Both methods of reinforcement showed more than 225% increase in ultimate strength and much greater toughness over the control specimen. The toughness of a system is its potential of dissipating energy without fully loosing its load bearing capacity. This energy dissipating capacity has to be present in any system that has to successfully withstand seismic loads (earthquakes). The outstanding performance of both burlap specimens suggests that the use of burlap reinforcement or similar fibrous material is a construction method worthy of application in the field. Due to the simplicity and minimal expense of this proposed implementation, the dissemination of these results among earthquake prone regions in developing countries is urged.

ACKNOWLEDGEMENTS

The principal contributors are Nancy Ho, Margaret Myers, Nakul Sathaye, and Mark Wan. We are extremely thankful to Lev Stepanov for without his insight and guidance the success of the project would not have been possible. We would also like to thank the following: University of California Professors Mehta, Mosalam, and Mahin, as well as Professor Blondet of Pontifica Universidad Catolica del Peru, for their advice; Berkeley Master’s Recipient Hana Mori for inspiring us and laying the groundwork for us to continue with the project she started; and finally, Berkeley Master’s Student Sue Costabile for encouraging us and giving us the means to share our findings.

REFERENCES

1. Mori, Hana, Fabric Reinforcement for Improved Toughness of Adobe Brick Wall Systems.Berkeley, CA: Department of Civil and Environmental Engineering, CE 299. Dec., 1999.
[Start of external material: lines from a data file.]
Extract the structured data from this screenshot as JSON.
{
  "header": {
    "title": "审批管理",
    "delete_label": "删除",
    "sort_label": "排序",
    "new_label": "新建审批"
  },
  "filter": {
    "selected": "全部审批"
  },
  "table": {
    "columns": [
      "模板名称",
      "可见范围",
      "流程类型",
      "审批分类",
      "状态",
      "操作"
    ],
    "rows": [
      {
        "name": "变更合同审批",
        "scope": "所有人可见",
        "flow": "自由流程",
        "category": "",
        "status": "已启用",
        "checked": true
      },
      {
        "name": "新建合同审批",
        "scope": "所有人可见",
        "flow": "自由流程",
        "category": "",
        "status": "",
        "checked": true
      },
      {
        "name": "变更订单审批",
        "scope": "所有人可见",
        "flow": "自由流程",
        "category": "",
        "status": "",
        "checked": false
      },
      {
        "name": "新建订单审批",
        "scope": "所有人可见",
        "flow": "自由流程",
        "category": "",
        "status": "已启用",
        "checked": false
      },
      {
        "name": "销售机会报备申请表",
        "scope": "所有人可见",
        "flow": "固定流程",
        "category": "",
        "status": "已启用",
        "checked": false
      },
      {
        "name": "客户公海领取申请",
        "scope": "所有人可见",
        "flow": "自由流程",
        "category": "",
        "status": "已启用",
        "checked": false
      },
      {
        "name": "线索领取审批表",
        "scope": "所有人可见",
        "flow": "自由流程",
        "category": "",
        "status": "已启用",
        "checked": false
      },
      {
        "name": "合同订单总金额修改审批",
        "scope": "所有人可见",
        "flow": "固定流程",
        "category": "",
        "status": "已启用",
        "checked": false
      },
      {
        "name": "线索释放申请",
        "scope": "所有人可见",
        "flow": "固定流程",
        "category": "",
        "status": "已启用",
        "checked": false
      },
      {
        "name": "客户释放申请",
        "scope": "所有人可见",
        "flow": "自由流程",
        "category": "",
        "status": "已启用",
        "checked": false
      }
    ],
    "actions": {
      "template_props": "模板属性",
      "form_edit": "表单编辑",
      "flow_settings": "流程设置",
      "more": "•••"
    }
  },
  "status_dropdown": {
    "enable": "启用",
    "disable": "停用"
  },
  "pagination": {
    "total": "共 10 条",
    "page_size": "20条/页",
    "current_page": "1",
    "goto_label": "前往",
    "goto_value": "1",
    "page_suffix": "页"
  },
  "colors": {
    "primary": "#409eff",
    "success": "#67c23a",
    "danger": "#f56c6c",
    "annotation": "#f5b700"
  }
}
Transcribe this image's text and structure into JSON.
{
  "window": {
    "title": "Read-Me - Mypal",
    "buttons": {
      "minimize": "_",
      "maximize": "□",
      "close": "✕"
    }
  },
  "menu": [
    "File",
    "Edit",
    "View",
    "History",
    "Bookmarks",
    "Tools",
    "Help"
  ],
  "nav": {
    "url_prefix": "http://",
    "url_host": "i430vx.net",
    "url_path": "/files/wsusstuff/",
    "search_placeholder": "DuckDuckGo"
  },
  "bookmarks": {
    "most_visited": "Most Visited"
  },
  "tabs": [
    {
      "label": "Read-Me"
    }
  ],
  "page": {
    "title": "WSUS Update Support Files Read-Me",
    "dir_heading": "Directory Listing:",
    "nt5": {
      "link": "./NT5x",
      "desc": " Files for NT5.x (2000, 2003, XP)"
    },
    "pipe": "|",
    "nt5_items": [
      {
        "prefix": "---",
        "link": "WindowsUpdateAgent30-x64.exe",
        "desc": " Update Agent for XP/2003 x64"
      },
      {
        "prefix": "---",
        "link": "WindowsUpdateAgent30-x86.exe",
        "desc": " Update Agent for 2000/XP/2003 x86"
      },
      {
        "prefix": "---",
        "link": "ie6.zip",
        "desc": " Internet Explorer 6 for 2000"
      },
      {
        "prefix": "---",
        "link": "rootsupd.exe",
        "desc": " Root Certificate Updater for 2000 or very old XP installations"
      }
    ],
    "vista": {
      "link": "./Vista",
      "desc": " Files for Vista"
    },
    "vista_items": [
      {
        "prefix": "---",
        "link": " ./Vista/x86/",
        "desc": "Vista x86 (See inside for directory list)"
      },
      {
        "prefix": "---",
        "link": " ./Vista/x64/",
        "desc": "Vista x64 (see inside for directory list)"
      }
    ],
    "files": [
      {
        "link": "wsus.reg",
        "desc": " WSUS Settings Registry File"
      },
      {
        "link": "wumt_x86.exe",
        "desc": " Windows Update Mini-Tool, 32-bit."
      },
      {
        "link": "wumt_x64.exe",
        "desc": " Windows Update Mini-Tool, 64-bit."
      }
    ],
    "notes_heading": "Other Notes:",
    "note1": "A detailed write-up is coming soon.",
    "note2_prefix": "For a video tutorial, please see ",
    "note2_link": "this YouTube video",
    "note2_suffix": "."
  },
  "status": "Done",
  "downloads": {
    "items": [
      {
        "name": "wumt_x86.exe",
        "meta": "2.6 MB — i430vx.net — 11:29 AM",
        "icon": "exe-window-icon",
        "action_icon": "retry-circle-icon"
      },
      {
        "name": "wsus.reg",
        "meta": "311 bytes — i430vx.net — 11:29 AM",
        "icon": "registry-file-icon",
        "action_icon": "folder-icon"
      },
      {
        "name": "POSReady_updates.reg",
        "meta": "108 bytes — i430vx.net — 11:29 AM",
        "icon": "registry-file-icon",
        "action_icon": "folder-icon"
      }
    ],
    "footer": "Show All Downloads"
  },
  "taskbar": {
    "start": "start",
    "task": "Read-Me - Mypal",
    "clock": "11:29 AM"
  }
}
2. Professor Blondet, Agencia Para el Desarrollo Internacional USAID/PERU, Nuevas Casas Resistentes de Adobe. Pontificia Universidad Catolica del Peru.

3. Bariola, J., Sozen, M. A., Seismic Tests of Adobe Walls, Earthquake Spectra, 6, No. 1, 1990.

4. Vargas, J., Bariola, J., Blondet, M., Mehta, P.K., Seismic Strength of Adobe Masonry, Materiaux et Constructions, 19, No. 112.